Meranis brancha un biosynthétiseur sur le médikit. Il souleva la carcasse avec délicatesse – une nuée de bulles colorées envahit Kovall comme le sang affluait dans son cerveau imbibé d’analgésiques – et la déposa dans le caisson.
« Tu veux te venger ? Des types capables d’éplucher quelqu’un comme un oignon te feront à nouveau la peau aussi facilement qu’on claque des doigts. » Tout en parlant, il enfilait un drain dans le poumon engorgé. Une pompe se mit à ronronner. « Mieux vaut t’enfoncer dans le crâne que tu n’es rien face à eux : juste un fonctionnaire stipendié sur une planète de troisième zone, dont on a jugé bon de se débarrasser. »
C’était vrai jusqu’à aujourd’hui. Je n’étais rien. Dorénavant, je leur apprendrai à qui ils ont affaire. Je leur montrerai ce qu’ils ont créé.
« Cesse de m’appeler Kovall. Hhhh… Léodor Kovall est mort tout à l’heure.
— Alors comment faut-il t’appeler ? »
Le nom qu’il avait utilisé pour son compte bancaire serait trop facile à repérer. Il fit défiler l’annuaire des téléthèques.
« Valrin. Valrin Hass. »
Meranis inséra une bouteille de glucose dans un réceptacle du médikit et brancha le biosynthétiseur. Puis il essuya ses mains souillées de sang sur sa blouse.
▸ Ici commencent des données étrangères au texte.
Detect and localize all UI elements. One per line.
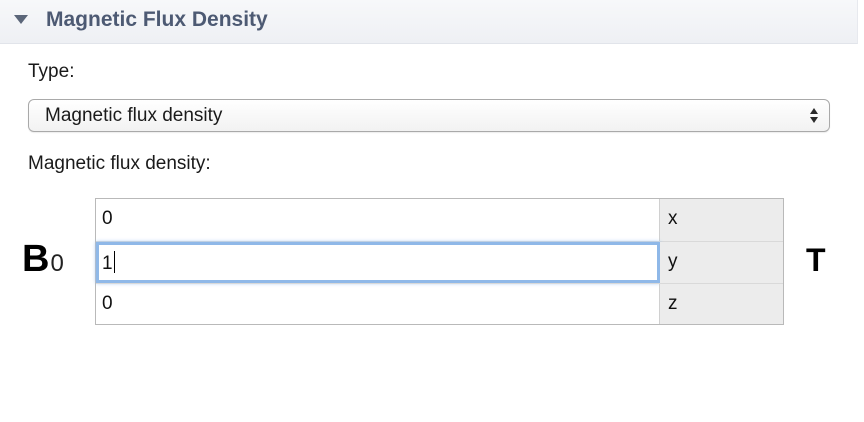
type-label: Type: xyxy=(28,61,75,82)
y-axis-label: y xyxy=(668,251,678,272)
flux-density-label: Magnetic flux density: xyxy=(28,153,211,174)
z-component-axis: z xyxy=(660,284,783,324)
z-axis-label: z xyxy=(668,293,678,314)
section-title: Magnetic Flux Density xyxy=(46,8,268,31)
y-component-input[interactable]: 1 xyxy=(96,242,660,283)
y-component-axis: y xyxy=(660,242,783,283)
x-axis-label: x xyxy=(668,208,678,229)
z-component-value: 0 xyxy=(102,293,113,314)
vector-row-y: 1 y xyxy=(96,241,783,283)
x-component-value: 0 xyxy=(102,208,113,229)
z-component-input[interactable]: 0 xyxy=(96,284,660,324)
collapse-triangle-icon[interactable] xyxy=(14,15,28,24)
type-select[interactable]: Magnetic flux density xyxy=(28,99,830,132)
unit-label: T xyxy=(806,242,826,278)
text-caret xyxy=(113,251,115,273)
y-component-value: 1 xyxy=(102,253,113,274)
vector-row-x: 0 x xyxy=(96,199,783,241)
symbol-subscript: 0 xyxy=(50,250,64,277)
symbol-main: B xyxy=(22,238,50,280)
symbol-label: B0 xyxy=(22,238,64,281)
type-select-value: Magnetic flux density xyxy=(45,105,223,126)
x-component-axis: x xyxy=(660,199,783,241)
vector-row-z: 0 z xyxy=(96,283,783,324)
select-arrows-icon xyxy=(809,107,819,125)
section-header[interactable]: Magnetic Flux Density xyxy=(0,0,858,44)
vector-input-table: 0 x 1 y 0 z xyxy=(95,198,784,325)
x-component-input[interactable]: 0 xyxy=(96,199,660,241)
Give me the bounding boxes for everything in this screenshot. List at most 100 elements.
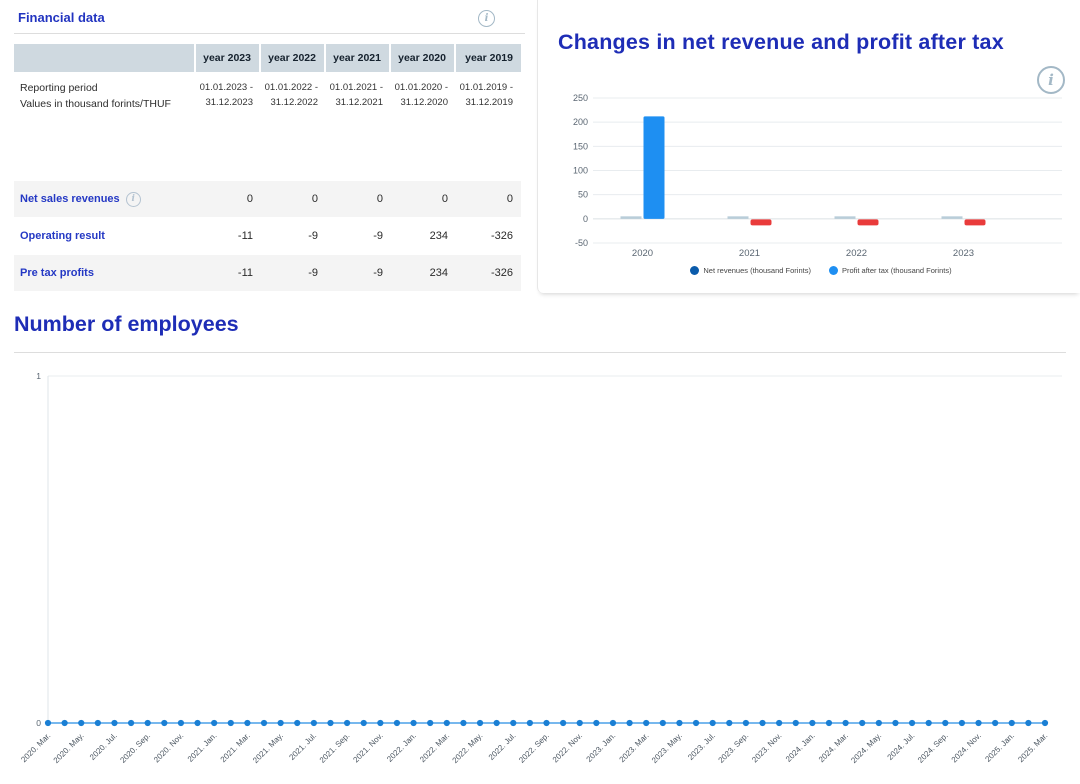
reporting-period-label: Reporting periodValues in thousand forin… — [14, 72, 196, 120]
table-header-row: year 2023year 2022year 2021year 2020year… — [14, 44, 521, 72]
reporting-period-value: 01.01.2021 -31.12.2021 — [326, 72, 391, 120]
reporting-period-value: 01.01.2023 -31.12.2023 — [196, 72, 261, 120]
svg-text:0: 0 — [36, 718, 41, 728]
employee-data-point — [610, 720, 616, 726]
reporting-period-row: Reporting periodValues in thousand forin… — [14, 72, 521, 120]
employee-data-point — [128, 720, 134, 726]
net-revenues-bar — [728, 216, 749, 219]
employee-data-point — [710, 720, 716, 726]
table-row: Operating result-11-9-9234-326 — [14, 218, 521, 255]
svg-text:2025. Jan.: 2025. Jan. — [983, 731, 1016, 764]
svg-text:2025. Mar.: 2025. Mar. — [1016, 731, 1049, 764]
employee-data-point — [194, 720, 200, 726]
svg-text:2021. Nov.: 2021. Nov. — [351, 731, 384, 764]
svg-text:2023. Mar.: 2023. Mar. — [618, 731, 651, 764]
legend-item: Profit after tax (thousand Forints) — [829, 266, 952, 275]
info-icon[interactable]: i — [478, 10, 495, 27]
employee-data-point — [577, 720, 583, 726]
employee-data-point — [560, 720, 566, 726]
employee-data-point — [809, 720, 815, 726]
svg-text:2021. Jan.: 2021. Jan. — [186, 731, 219, 764]
svg-text:2022. Nov.: 2022. Nov. — [551, 731, 584, 764]
employee-data-point — [660, 720, 666, 726]
svg-text:2020: 2020 — [632, 248, 653, 259]
employee-data-point — [643, 720, 649, 726]
table-value-cell: -9 — [326, 218, 391, 254]
svg-text:2022. Sep.: 2022. Sep. — [517, 731, 551, 765]
employee-data-point — [959, 720, 965, 726]
svg-text:2022. Mar.: 2022. Mar. — [418, 731, 451, 764]
employee-data-point — [876, 720, 882, 726]
employee-data-point — [344, 720, 350, 726]
svg-text:50: 50 — [578, 190, 588, 200]
employee-data-point — [527, 720, 533, 726]
employee-data-point — [759, 720, 765, 726]
reporting-period-value: 01.01.2019 -31.12.2019 — [456, 72, 521, 120]
financial-data-title: Financial data — [18, 10, 105, 25]
employee-data-point — [178, 720, 184, 726]
reporting-period-value: 01.01.2020 -31.12.2020 — [391, 72, 456, 120]
employee-data-point — [1042, 720, 1048, 726]
employee-data-point — [626, 720, 632, 726]
table-value-cell: 0 — [326, 181, 391, 217]
table-header-cell: year 2020 — [391, 44, 456, 72]
employee-data-point — [676, 720, 682, 726]
svg-text:2024. May.: 2024. May. — [849, 731, 883, 765]
employee-data-point — [228, 720, 234, 726]
svg-text:250: 250 — [573, 93, 588, 103]
table-value-cell: 0 — [261, 181, 326, 217]
table-value-cell: -9 — [261, 255, 326, 291]
employee-data-point — [826, 720, 832, 726]
employee-data-point — [992, 720, 998, 726]
svg-text:2020. May.: 2020. May. — [52, 731, 86, 765]
table-header-cell: year 2022 — [261, 44, 326, 72]
table-header-cell: year 2021 — [326, 44, 391, 72]
employee-data-point — [427, 720, 433, 726]
svg-text:2022. May.: 2022. May. — [451, 731, 485, 765]
employee-data-point — [410, 720, 416, 726]
employee-data-point — [361, 720, 367, 726]
table-value-cell: -11 — [196, 218, 261, 254]
employee-data-point — [1025, 720, 1031, 726]
employee-data-point — [294, 720, 300, 726]
table-value-cell: -326 — [456, 218, 521, 254]
employee-data-point — [62, 720, 68, 726]
svg-text:2022: 2022 — [846, 248, 867, 259]
table-header-cell: year 2023 — [196, 44, 261, 72]
info-icon[interactable]: i — [126, 192, 141, 207]
svg-text:1: 1 — [36, 371, 41, 381]
row-label: Net sales revenuesi — [14, 181, 196, 217]
table-header-cell: year 2019 — [456, 44, 521, 72]
net-revenues-bar — [621, 216, 642, 219]
employee-data-point — [909, 720, 915, 726]
svg-text:0: 0 — [583, 214, 588, 224]
employee-data-point — [892, 720, 898, 726]
row-label: Pre tax profits — [14, 255, 196, 291]
employee-data-point — [460, 720, 466, 726]
employee-data-point — [793, 720, 799, 726]
svg-text:150: 150 — [573, 141, 588, 151]
employee-data-point — [726, 720, 732, 726]
employee-data-point — [975, 720, 981, 726]
employee-data-point — [327, 720, 333, 726]
employee-data-point — [78, 720, 84, 726]
svg-text:2024. Mar.: 2024. Mar. — [817, 731, 850, 764]
employees-line-chart: 102020. Mar.2020. May.2020. Jul.2020. Se… — [0, 356, 1080, 784]
svg-text:2021. May.: 2021. May. — [251, 731, 285, 765]
svg-text:2021. Jul.: 2021. Jul. — [287, 731, 318, 762]
employee-data-point — [261, 720, 267, 726]
employee-data-point — [859, 720, 865, 726]
svg-text:2021. Sep.: 2021. Sep. — [318, 731, 352, 765]
employee-data-point — [843, 720, 849, 726]
svg-text:-50: -50 — [575, 238, 588, 248]
employees-chart-title: Number of employees — [14, 312, 239, 337]
employee-data-point — [444, 720, 450, 726]
chart-legend: Net revenues (thousand Forints)Profit af… — [578, 266, 1064, 275]
profit-after-tax-bar — [965, 219, 986, 225]
net-revenues-bar — [942, 216, 963, 219]
svg-text:200: 200 — [573, 117, 588, 127]
profit-after-tax-bar — [751, 219, 772, 225]
legend-dot-icon — [690, 266, 699, 275]
table-value-cell: -326 — [456, 255, 521, 291]
employees-divider — [14, 352, 1066, 353]
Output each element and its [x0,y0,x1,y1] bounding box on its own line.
« D’accord. Va pour Valrin Hass. »
Les tissus étaient trop abîmés et avaient séjourné trop longtemps dans l’air tiède de l’entrepôt pour être d’une quelconque utilité en vue d’une greffe : il ramassa les organes et les incinéra. Il ne conserva que des fragments d’os aux fins d’une récupération éventuelle de cellules souches multipotentes et enfin vaporisa une solution antiseptique sur le sol.
« Qu’est-ce que tu comptes faire ? questionna-t-il ensuite.
— Tu seras mes bras et mes jambes, le temps de me faire greffer de nouveaux membres. »
Meranis secoua la tête.
« Ton corps a été martyrisé. Il ne supportera pas de greffe avant plusieurs semaines. D’autre part, ça suppose de faire croître des organes en cuve à partir de cellules souches, sous forme directement adulte. Avec les techniques actuelles, cela prendra deux mois, à supposer que tu disposes des fonds nécessaires.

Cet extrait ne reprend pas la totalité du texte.